Springsteen’s “Long Walk Home” and the Alienating Feeling of Election Results

Bruce Springsteen released “Long Walk Home” in 2007 on his Magic album.  He wrote the song to reflect how he felt during the years of the George W. Bush presidency.

Last night I stood at your doorstep,
Trying to figure out what went wrong.

“Long Walk Home” is about a guy coming back to his hometown and not recognizing anything.  As Springsteen explained about the singer’s character in The New York Times,  “The things that he thought he knew, the people who he thought he knew, whose ideals he had something in common with, are like strangers.”

In town I pass Sal’s grocery,
Barber shop on South Street;
I looked in their faces,
They’re all rank strangers to me.

The reference to “rank strangers” in Springsteen’s “A Long Walk Home” was inspired by the song “Rank Strangers to Me,” sometimes called “The Rank Stranger” or just “Rank Stranger.” Albert E. Brumley wrote “Rank Strangers to Me,” which was made famous by The Stanley Brothers.

“Rank Strangers to Me” is also about a man returning to the town of his youth.  As in Springsteen’s song, the singer discovers he does not recognize anything.

The meaning of “Rank Stranger” is open to interpretation. There is no resolution or explanation about why the singer does not recognize the people in his town. Has he died? Has everyone else died?

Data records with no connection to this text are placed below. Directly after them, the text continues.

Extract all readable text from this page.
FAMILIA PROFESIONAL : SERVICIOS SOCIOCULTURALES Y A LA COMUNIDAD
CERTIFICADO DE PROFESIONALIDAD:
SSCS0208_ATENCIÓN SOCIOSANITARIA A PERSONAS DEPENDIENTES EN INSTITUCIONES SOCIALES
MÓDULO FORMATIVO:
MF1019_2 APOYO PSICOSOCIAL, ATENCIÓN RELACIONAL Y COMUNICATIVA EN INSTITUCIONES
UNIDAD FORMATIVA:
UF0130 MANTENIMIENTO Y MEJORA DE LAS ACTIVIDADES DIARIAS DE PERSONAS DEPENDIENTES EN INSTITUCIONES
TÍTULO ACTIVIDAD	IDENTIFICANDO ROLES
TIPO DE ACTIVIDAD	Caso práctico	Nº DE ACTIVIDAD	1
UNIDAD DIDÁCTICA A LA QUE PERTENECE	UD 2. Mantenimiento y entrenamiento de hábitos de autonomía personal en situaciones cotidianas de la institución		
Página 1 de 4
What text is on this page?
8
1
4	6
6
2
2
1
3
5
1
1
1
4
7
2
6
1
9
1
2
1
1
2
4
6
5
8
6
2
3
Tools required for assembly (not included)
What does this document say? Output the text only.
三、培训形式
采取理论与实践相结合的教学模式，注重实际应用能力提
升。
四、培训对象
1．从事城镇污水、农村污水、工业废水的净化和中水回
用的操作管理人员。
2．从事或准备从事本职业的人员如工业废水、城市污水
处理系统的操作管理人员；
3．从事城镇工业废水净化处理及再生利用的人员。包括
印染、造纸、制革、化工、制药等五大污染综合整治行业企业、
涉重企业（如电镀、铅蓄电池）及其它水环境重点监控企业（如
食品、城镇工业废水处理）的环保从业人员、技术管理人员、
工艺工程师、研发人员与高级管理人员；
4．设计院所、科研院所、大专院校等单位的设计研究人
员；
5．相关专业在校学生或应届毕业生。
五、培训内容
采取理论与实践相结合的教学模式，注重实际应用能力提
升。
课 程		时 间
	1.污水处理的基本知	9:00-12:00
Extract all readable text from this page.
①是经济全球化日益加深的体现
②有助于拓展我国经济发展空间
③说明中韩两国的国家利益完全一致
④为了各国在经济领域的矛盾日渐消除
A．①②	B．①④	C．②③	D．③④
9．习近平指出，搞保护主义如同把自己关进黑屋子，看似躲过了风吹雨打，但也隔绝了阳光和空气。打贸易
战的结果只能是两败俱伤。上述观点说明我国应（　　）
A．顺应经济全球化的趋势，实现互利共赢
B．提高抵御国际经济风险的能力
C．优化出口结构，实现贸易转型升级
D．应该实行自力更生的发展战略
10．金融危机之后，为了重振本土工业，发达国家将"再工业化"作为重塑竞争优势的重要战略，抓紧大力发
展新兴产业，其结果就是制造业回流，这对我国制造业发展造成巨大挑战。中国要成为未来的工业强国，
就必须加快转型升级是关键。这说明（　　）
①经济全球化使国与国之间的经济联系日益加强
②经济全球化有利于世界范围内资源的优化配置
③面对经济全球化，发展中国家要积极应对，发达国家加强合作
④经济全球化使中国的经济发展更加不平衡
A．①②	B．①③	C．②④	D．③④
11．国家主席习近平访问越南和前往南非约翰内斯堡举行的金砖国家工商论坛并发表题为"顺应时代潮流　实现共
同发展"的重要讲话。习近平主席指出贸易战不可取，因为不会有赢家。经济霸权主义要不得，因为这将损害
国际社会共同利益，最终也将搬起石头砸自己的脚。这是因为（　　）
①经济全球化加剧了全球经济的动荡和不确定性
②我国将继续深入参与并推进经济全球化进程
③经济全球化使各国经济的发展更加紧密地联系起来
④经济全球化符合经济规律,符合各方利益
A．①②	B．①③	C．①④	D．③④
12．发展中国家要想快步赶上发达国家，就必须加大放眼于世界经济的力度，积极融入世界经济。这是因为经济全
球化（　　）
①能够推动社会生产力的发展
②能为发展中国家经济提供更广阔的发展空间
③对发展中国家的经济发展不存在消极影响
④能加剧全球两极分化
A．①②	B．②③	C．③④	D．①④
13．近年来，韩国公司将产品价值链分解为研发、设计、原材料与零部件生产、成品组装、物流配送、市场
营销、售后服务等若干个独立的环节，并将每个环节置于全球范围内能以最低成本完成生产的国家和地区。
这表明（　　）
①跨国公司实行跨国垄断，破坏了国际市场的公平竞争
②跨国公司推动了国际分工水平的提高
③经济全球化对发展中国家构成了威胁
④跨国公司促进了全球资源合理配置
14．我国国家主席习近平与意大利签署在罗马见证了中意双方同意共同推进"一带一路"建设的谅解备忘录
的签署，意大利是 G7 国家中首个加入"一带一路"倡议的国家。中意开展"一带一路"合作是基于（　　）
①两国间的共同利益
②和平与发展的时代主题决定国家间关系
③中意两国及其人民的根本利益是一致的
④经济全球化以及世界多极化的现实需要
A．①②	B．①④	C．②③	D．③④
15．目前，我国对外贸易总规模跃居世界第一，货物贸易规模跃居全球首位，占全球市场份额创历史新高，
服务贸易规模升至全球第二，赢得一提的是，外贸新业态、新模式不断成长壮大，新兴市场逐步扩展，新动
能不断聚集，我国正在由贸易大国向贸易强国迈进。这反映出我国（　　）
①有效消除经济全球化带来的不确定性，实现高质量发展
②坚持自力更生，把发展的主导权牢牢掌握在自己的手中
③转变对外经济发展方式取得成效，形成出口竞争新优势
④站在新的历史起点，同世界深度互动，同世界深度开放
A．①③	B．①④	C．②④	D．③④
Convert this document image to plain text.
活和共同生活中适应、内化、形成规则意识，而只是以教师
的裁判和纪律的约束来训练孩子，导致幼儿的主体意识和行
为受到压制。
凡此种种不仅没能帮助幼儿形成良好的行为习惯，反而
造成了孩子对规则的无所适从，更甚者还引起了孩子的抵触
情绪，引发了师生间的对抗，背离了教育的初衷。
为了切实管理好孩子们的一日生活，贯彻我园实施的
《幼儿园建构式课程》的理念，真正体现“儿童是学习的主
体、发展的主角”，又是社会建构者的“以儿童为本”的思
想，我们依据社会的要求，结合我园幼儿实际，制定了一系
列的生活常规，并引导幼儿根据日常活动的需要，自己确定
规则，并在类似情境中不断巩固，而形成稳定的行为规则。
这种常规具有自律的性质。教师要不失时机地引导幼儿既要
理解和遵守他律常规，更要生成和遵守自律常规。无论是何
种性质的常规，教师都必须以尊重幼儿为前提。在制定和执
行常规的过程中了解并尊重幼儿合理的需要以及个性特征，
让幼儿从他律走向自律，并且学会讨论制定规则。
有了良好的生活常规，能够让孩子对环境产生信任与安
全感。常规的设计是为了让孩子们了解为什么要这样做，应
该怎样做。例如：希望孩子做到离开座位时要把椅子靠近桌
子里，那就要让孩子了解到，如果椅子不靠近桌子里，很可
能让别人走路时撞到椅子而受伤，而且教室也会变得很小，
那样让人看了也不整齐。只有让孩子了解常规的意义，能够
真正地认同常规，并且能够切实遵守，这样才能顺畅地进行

It is a mystery that makes the song haunt you long after you have heard it.

Similarly, in Springsteen’s song, the unrecognizable world feels alien to the singer. The meaning would be mysterious too, except that Springsteen has provided context for “The Long Walk Home.” He explained about the alienation during the Bush administration, “I think that’s what’s happened in this country.”

It’s gonna be a long walk home;
Hey pretty darling, don’t wait up for me;
Gonna be a long walk home,
A long walk home.

While some celebrated the election results this week, many felt they were seeing their country in a way they could not recognize. Maybe Springsteen had a feeling about what was going to happen when he chose to play “Long Walk Home” outside Philadelphia’s Independence Hall during a rally for Hillary Clinton the night before the election.

Either way, the song captures the disappointment that one side often feels after an election. But that is the nature of democracy. At one time or another, we all have to take a long walk to get back home.